Whether your facility has received a request for medical records from a recovery audit contractor yet, those requests are coming, as the program is fully rolled out in 2010. Leaders are not only often flummoxed about how much of their revenue is at risk from RAC reviews, but they’re also confused about their role in how their hospital or physician practice responds to patient record requests.

In forming a strategy to protect your facility’s interests, collaborative procedures need to be implemented among a variety of departments that haven’t necessarily worked together often in the past, including the central business office, patient accounting, corporate compliance, internal audit, and finance and reimbursement specialists, among others, says Stanley Padfield, director of health information management at Lee Memorial Health System in Fort Myers, FL.

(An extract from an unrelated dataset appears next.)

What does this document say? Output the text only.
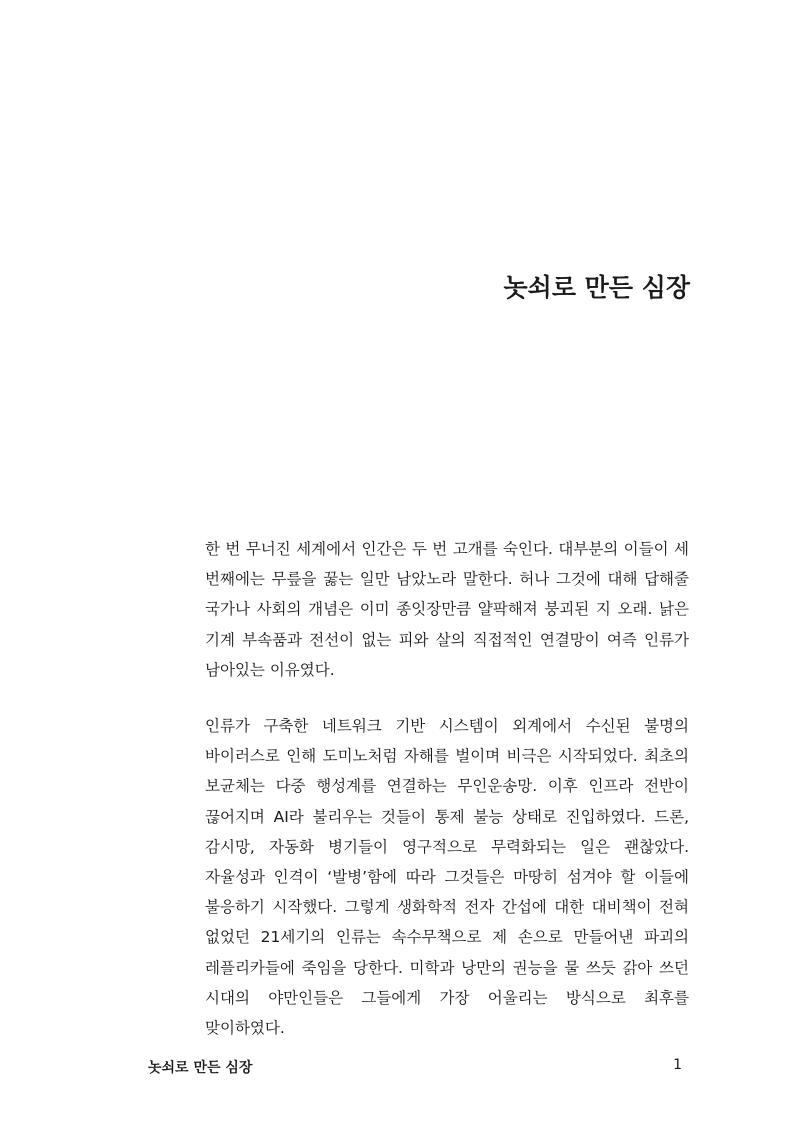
놋쇠로 만든 심장

한 번 무너진 세계에서 인간은 두 번 고개를 숙인다. 대부분의 이들이 세 번째에는 무릎을 꿇는 일만 남았노라 말한다. 허나 그것에 대해 답해줄 국가나 사회의 개념은 이미 종잇장만큼 얄팍해져 붕괴된 지 오래. 낡은 기계 부속품과 전선이 없는 피와 살의 직접적인 연결망이 여즉 인류가 남아있는 이유였다.

인류가 구축한 네트워크 기반 시스템이 외계에서 수신된 불명의 바이러스로 인해 도미노처럼 자해를 벌이며 비극은 시작되었다. 최초의 보균체는 다중 행성계를 연결하는 무인운송망. 이후 인프라 전반이 끊어지며 AI라 불리우는 것들이 통제 불능 상태로 진입하였다. 드론, 감시망, 자동화 병기들이 영구적으로 무력화되는 일은 괜찮았다. 자율성과 인격이 ‘발병’함에 따라 그것들은 마땅히 섬겨야 할 이들에 불응하기 시작했다. 그렇게 생화학적 전자 간섭에 대한 대비책이 전혀 없었던 21세기의 인류는 속수무책으로 제 손으로 만들어낸 파괴의 레플리카들에 죽임을 당한다. 미학과 낭만의 권능을 물 쓰듯 갉아 쓰던 시대의 야만인들은 그들에게 가장 어울리는 방식으로 최후를 맞이하였다.

놋쇠로 만든 심장	1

Padfield designed a program not only to track RAC requests, but also to remediate endemic communication problems between departments that document medical necessity coding and other essential processes needed for the proper Medicare reimbursement on which the RACs focus.

Lee Memorial gained experience in a RAC demonstration project.

"We were getting requests for 400-500 records at a time," he says, noting that it took five FTEs dedicated to RAC audits to comply with requests. "The new rollout limits the number of charts based upon your volume and tightened the time requirements on the RAC side," he says.

Still, dealing with RACs can be quite daunting not only for the rank-and-file but also for leaders in charge of making sure the RACs won’t have a devastating effect on revenues.

"This has to start with the CEO and the board," says William Malm, ND, RN, who is a healthcare consultant with Craneware, with U.S. headquarters in Orlando, FL.

"Speak directly to the employees to let them know this is a priority," he says.

"Hospitals are focused on the hurdles RACs represent, but there are positive benefits," Malm says. "The work preparing also provides opportunity for improving financial performance and clinical care because people are documenting and communicating better."

Hospitals will have to gear up for an initial surge of requests.

Based on their Medicare population, they could be looking at anywhere from 100 records a month to 200 every 45 days. Preparing those records takes a lot of manpower.

Padfield used a vendor called HealthPort to help copy, box, ship, and monitor patient records, as well as provide assistance on appeals.

"The same fear existed when DRGs came around," says Malm. "Fear existed when I lived through compliance and OPPS implementation. This is another aspect they just need to prepare for."